PolicyBrief
H.R. 8992
119th CongressMay 21st 2026
SCCOTUS Act
IN COMMITTEE

The SCCOTUS Act establishes a randomly selected panel of 13 circuit judges to review all petitions for writs of certiorari, granting review only when specific criteria for resolving conflicts or settling important federal questions are met.

Jamie Raskin
D

Jamie Raskin

Representative

MD-8

LEGISLATION

New SCCOTUS Act Shifts Supreme Court Gatekeeping to Randomly Selected 13-Judge Panel

Right now, the nine Justices of the Supreme Court decide which cases they want to hear. The SCCOTUS Act flips that script by creating a new 'Supreme Court Certification Panel' to act as the ultimate gatekeeper. This 13-judge panel—one randomly selected from each federal circuit—would be responsible for reviewing every single petition asking the High Court for an appeal. To get a case in front of the Justices, at least four of these panel judges must agree it’s worth their time, and for the first time, they’ll have to write down exactly why they’re picking it. This isn't just a minor tweak; it’s a massive structural shift in how the highest court in the land manages its to-do list.

The New Bouncers at the Door

Under this bill, the Supreme Court Justices lose their direct control over the 'certiorari' process—the fancy term for deciding which cases to hear. Instead, 13 circuit judges (who must have at least five years of experience) will serve one-year terms on this panel. Think of it like a rotating jury of experts. For a small business owner fighting a federal regulation or an employee suing over civil rights, this means your case is first judged by a group of rotating judges rather than the permanent nine. While this adds a layer of transparency through required written explanations (Section 2), it also adds a whole new step to the legal process.
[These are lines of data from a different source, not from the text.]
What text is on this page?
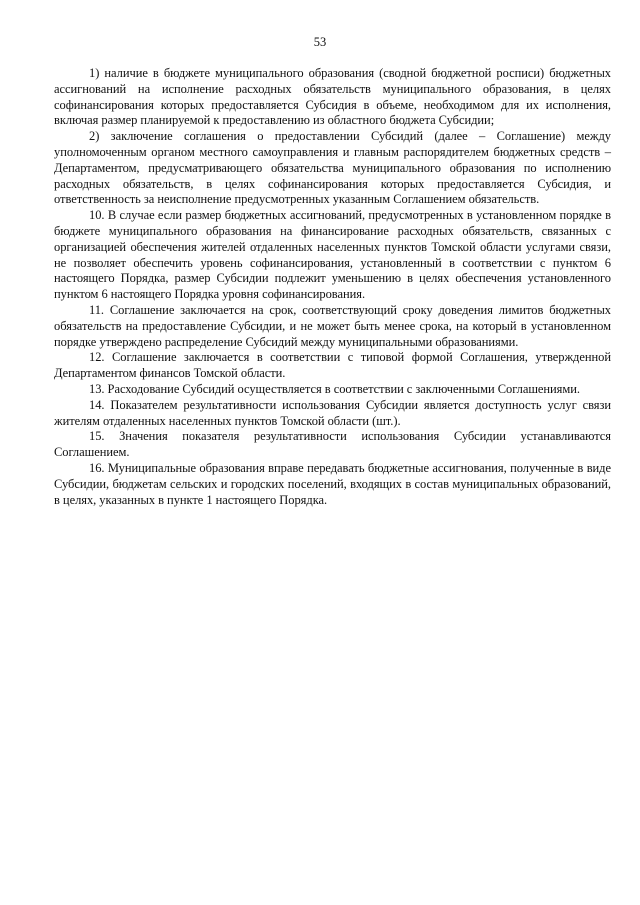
53

1) наличие в бюджете муниципального образования (сводной бюджетной росписи) бюджетных ассигнований на исполнение расходных обязательств муниципального образования, в целях софинансирования которых предоставляется Субсидия в объеме, необходимом для их исполнения, включая размер планируемой к предоставлению из областного бюджета Субсидии;

2) заключение соглашения о предоставлении Субсидий (далее – Соглашение) между уполномоченным органом местного самоуправления и главным распорядителем бюджетных средств – Департаментом, предусматривающего обязательства муниципального образования по исполнению расходных обязательств, в целях софинансирования которых предоставляется Субсидия, и ответственность за неисполнение предусмотренных указанным Соглашением обязательств.

10. В случае если размер бюджетных ассигнований, предусмотренных в установленном порядке в бюджете муниципального образования на финансирование расходных обязательств, связанных с организацией обеспечения жителей отдаленных населенных пунктов Томской области услугами связи, не позволяет обеспечить уровень софинансирования, установленный в соответствии с пунктом 6 настоящего Порядка, размер Субсидии подлежит уменьшению в целях обеспечения установленного пунктом 6 настоящего Порядка уровня софинансирования.

11. Соглашение заключается на срок, соответствующий сроку доведения лимитов бюджетных обязательств на предоставление Субсидии, и не может быть менее срока, на который в установленном порядке утверждено распределение Субсидий между муниципальными образованиями.

12. Соглашение заключается в соответствии с типовой формой Соглашения, утвержденной Департаментом финансов Томской области.

13. Расходование Субсидий осуществляется в соответствии с заключенными Соглашениями.

14. Показателем результативности использования Субсидии является доступность услуг связи жителям отдаленных населенных пунктов Томской области (шт.).

15. Значения показателя результативности использования Субсидии устанавливаются Соглашением.

16. Муниципальные образования вправе передавать бюджетные ассигнования, полученные в виде Субсидии, бюджетам сельских и городских поселений, входящих в состав муниципальных образований, в целях, указанных в пункте 1 настоящего Порядка.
If you’re in a hurry for a final answer on a life-changing legal battle, this extra layer could mean more time spent in the 'waiting room' of the federal justice system.

Setting the Bar for 'Compelling Reasons'

The bill outlines specific rules for when the panel can say 'yes.' They’re looking for 'compelling reasons,' like when two different appeals courts have reached opposite conclusions on the same law, or when a case is so important to the public that it can’t wait (Section 2, Certiorari Criteria). For example, if a court in Chicago says a new tax law is legal but a court in New Orleans says it’s not, this panel is tasked with flagging that conflict for the Supreme Court to fix. However, terms like 'imperative public importance' are still pretty subjective. Depending on which 13 judges get picked out of the hat that year, what counts as 'important' might shift, potentially leaving some litigants in the dark if their case is denied without a detailed explanation.

Transparency vs. Red Tape

One of the biggest changes is the requirement for a public report at the end of every term. The panel has to post stats on how many cases they took and why, giving us a data-driven look at the 'shadow docket' that usually happens behind closed doors. But there’s a trade-off. While the panel can grant stays—essentially hitting the 'pause' button on a lower court’s ruling—this power in the hands of a temporary panel could create uncertainty for people affected by those rulings. Whether you’re a coder worried about patent law or a construction worker waiting on a safety ruling, the SCCOTUS Act means the road to a final decision just got a new set of directions and a brand-new set of drivers.